On May 31, 2005, at 6:00 AM, Greg Troxel wrote:

> "Ryan B. Gould" <rgould at nosc.mil> writes:
>
>> a good example of why it would be best/great to auto-accept keys is
>> when you are oh two different machines chatting with the same
>> person.  an example: you are at home and you have an OTR chat going
>> with someone.  then you quit the chat.  the person you are chatting
>> with either closes the window or leaves it open (it doesnt matter
>> which).  then you go to work and login there.  the person you were
>> chatting with still thinks that you are using the old key
>> (fingerprint).  then both your attempts to chat with each other
>> barfs with all sorts of malformed packet errors and you are forced
>> to re-establish a connection.  if the person that you are chatting
>> with happens to be using windows gaim with the OTR pugin, and they
>> are away from their machine.. they can come back to quite a few
>> error messages.
>>
>
> I think the discussion is about fingerprints for public keys used to
> sign key exchange, not about session keys.  I routinely do what you
> describe and don't have issues but do need to refresh the key exchange
> when one person switches computers.  I've long ago accepted the 2-3
> fingerprints for each of my correspondents' machines.
> -- 
>         Greg Troxel <gdt at ir.bbn.com>

okay, fair enough.  my apologies to everyone
for not having analyzed the situation thoroughly
before piping up.  perhaps it has something to
do with the new (to me) "fingerprint" lingo.

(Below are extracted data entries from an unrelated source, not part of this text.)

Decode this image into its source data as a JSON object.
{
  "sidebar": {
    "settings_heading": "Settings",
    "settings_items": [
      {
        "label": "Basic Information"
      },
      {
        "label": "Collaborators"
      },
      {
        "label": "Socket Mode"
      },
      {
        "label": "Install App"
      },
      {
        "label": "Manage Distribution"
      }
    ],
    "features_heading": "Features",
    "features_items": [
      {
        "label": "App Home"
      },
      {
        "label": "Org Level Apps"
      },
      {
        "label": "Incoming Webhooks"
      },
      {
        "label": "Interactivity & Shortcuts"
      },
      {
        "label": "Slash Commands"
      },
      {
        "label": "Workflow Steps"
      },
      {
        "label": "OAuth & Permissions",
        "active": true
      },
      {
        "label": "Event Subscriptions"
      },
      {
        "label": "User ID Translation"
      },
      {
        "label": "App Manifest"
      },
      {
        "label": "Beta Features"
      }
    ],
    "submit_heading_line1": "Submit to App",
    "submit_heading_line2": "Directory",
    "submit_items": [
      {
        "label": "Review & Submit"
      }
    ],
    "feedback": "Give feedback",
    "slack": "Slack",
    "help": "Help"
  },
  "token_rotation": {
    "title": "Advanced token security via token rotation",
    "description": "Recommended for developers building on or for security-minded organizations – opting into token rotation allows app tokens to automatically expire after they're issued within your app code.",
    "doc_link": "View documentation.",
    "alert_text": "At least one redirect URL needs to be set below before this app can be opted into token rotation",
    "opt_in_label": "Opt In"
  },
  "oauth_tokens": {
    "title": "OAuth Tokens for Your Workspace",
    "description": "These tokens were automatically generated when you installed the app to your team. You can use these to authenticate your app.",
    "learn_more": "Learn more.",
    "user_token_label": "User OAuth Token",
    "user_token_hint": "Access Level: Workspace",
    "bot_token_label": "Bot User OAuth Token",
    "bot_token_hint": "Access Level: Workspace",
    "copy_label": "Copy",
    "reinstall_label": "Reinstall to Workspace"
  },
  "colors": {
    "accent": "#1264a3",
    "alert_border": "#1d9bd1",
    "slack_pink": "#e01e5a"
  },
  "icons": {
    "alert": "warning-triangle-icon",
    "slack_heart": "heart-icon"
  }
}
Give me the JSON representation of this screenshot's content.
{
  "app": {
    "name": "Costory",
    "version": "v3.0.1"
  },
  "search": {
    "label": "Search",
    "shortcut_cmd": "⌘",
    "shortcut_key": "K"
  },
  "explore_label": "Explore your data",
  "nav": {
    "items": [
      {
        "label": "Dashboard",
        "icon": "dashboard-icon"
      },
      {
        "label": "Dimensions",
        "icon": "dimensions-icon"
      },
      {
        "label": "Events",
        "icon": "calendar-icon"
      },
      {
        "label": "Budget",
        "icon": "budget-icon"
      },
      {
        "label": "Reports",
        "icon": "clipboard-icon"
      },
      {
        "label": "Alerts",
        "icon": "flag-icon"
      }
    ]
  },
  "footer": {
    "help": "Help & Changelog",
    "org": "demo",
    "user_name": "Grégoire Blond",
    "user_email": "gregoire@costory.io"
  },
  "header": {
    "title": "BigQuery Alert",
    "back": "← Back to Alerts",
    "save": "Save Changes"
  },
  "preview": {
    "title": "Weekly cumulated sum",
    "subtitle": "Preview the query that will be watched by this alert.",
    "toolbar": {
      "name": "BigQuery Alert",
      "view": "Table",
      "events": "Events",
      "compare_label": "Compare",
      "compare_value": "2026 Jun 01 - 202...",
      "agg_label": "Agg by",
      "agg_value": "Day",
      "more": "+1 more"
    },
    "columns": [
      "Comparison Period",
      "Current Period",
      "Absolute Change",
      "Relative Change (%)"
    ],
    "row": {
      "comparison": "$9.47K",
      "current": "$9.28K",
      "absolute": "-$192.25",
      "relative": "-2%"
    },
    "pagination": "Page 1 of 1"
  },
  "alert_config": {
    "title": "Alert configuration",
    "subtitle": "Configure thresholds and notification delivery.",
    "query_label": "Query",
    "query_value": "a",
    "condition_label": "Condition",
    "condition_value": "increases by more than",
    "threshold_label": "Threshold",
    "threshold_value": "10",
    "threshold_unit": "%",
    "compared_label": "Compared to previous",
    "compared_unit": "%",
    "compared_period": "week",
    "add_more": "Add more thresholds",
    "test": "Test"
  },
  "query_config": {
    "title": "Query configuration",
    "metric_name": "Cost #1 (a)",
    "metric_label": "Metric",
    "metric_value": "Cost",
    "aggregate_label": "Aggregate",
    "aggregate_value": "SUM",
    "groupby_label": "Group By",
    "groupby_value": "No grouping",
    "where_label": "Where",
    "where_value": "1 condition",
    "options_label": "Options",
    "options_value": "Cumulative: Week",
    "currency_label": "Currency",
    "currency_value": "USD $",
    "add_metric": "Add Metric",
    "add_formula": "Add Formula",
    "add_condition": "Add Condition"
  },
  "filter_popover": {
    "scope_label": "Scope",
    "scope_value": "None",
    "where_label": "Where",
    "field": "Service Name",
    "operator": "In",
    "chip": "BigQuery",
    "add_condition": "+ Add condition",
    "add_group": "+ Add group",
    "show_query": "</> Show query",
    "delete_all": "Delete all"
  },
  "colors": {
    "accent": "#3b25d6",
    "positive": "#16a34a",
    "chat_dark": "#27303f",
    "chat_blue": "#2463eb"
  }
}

yes, the accepting of the keys should still be
a manual yes/no process.  OTR implementations on
mac and windows do a great job at this.  still,
having the option of an auto-accept might be
a nice not-default option.

at the same time, i have experienced a situation
on both mac and windows where public keys need
to be re-accepted, even though they have been
accepted previously.  are the public keys set
to expire?  or is there something in the OTR
implementation that rotates keys out after a
certain amount of time?

off topic/next topic:

i think that the session keys are the ones that
should be auto-accepted (or have the ability to
choose that option).  both the mac and the
window implementations dont do a very good job
at handling a situation where the session key(s)
have have changed.  perhaps something in the
hand-shaking needs to be revised so the two
clients dont puke all over each other.  an
auto-re-negotiation rather than an auto-acceptance?